Pretraining of a Swiss Long Legal BERT Model

We will scrape legal text in German, French and Italian to pretrain a Swiss Long Legal BERT model capable of performing NLP tasks better in the Swiss legal domain.

Factsheet

  • Lead school Business School
  • Institute Institute for Public Sector Transformation
  • Research unit Digital Sustainability Lab
  • Funding organisation Others
  • Duration (planned) 15.12.2021 - 31.07.2022
  • Project management Prof. Dr.

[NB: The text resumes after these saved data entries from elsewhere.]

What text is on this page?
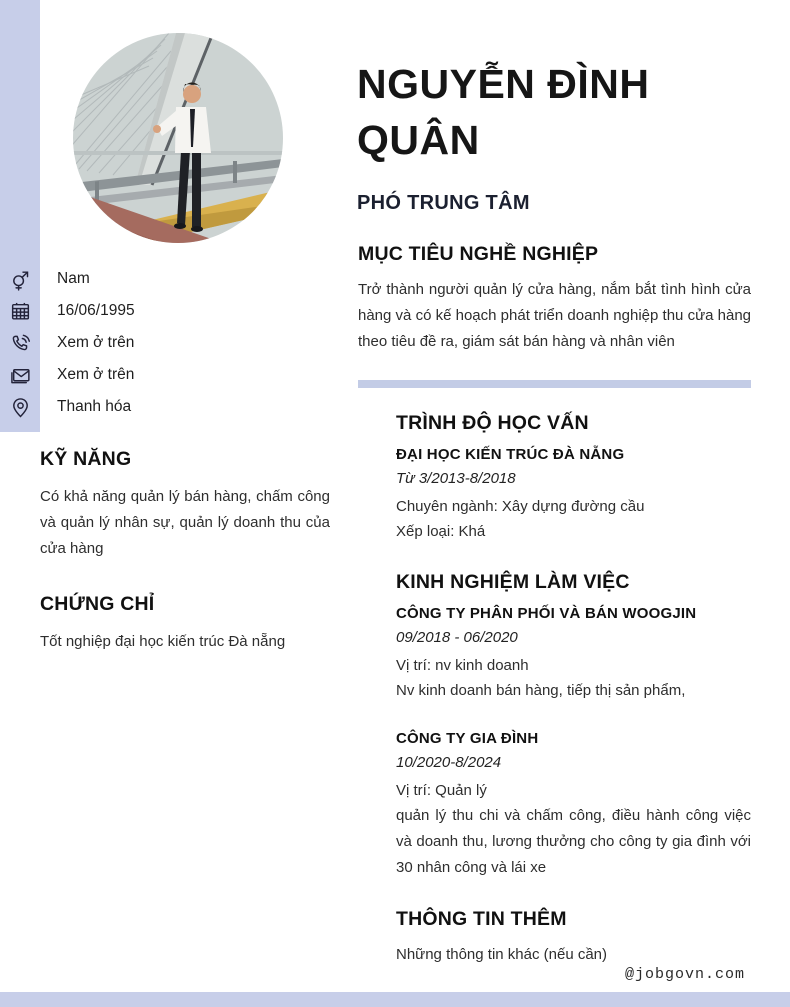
NGUYỄN ĐÌNH QUÂN
PHÓ TRUNG TÂM
Nam
16/06/1995
Xem ở trên
Xem ở trên
Thanh hóa
KỸ NĂNG
Có khả năng quản lý bán hàng, chấm công và quản lý nhân sự, quản lý doanh thu của cửa hàng
CHỨNG CHỈ
Tốt nghiệp đại học kiến trúc Đà nẵng
MỤC TIÊU NGHỀ NGHIỆP
Trở thành người quản lý cửa hàng, nắm bắt tình hình cửa hàng và có kế hoạch phát triển doanh nghiệp thu cửa hàng theo tiêu đề ra, giám sát bán hàng và nhân viên
TRÌNH ĐỘ HỌC VẤN
ĐẠI HỌC KIẾN TRÚC ĐÀ NẴNG
Từ 3/2013-8/2018
Chuyên ngành: Xây dựng đường cầu
Xếp loại: Khá
KINH NGHIỆM LÀM VIỆC
CÔNG TY PHÂN PHỐI VÀ BÁN WOOGJIN
09/2018 - 06/2020
Vị trí: nv kinh doanh
Nv kinh doanh bán hàng, tiếp thị sản phẩm,
CÔNG TY GIA ĐÌNH
10/2020-8/2024
Vị trí: Quản lý
quản lý thu chi và chấm công, điều hành công việc và doanh thu, lương thưởng cho công ty gia đình với 30 nhân công và lái xe
THÔNG TIN THÊM
Những thông tin khác (nếu cần)
@jobgovn.com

Matthias Stürmer
  • Head of project Joël Niklaus
  • Partner Schweizerisches Bundesgericht

Situation

We see a clear research gap that BERT models capable of handling long mul- tilingual text are currently underexplored (gap 1). Additionally, to the best of our knowledge, there is no multilingual legal BERT model available yet (gap 2). Tay et al. [2020b] present a benchmark for evaluating BERT-like models capable of handling long input and conclude preliminarily that BigBird [Zaheer et al., 2020] is the currently best performing variant.

Course of action

We thus propose to pretrain a BERT-like model (likely BigBird) on multi- lingual long text to fill the first research gap. To fill the second gap, we propose to further pretrain [Gururangan et al., 2020] this model on multilingual legal text.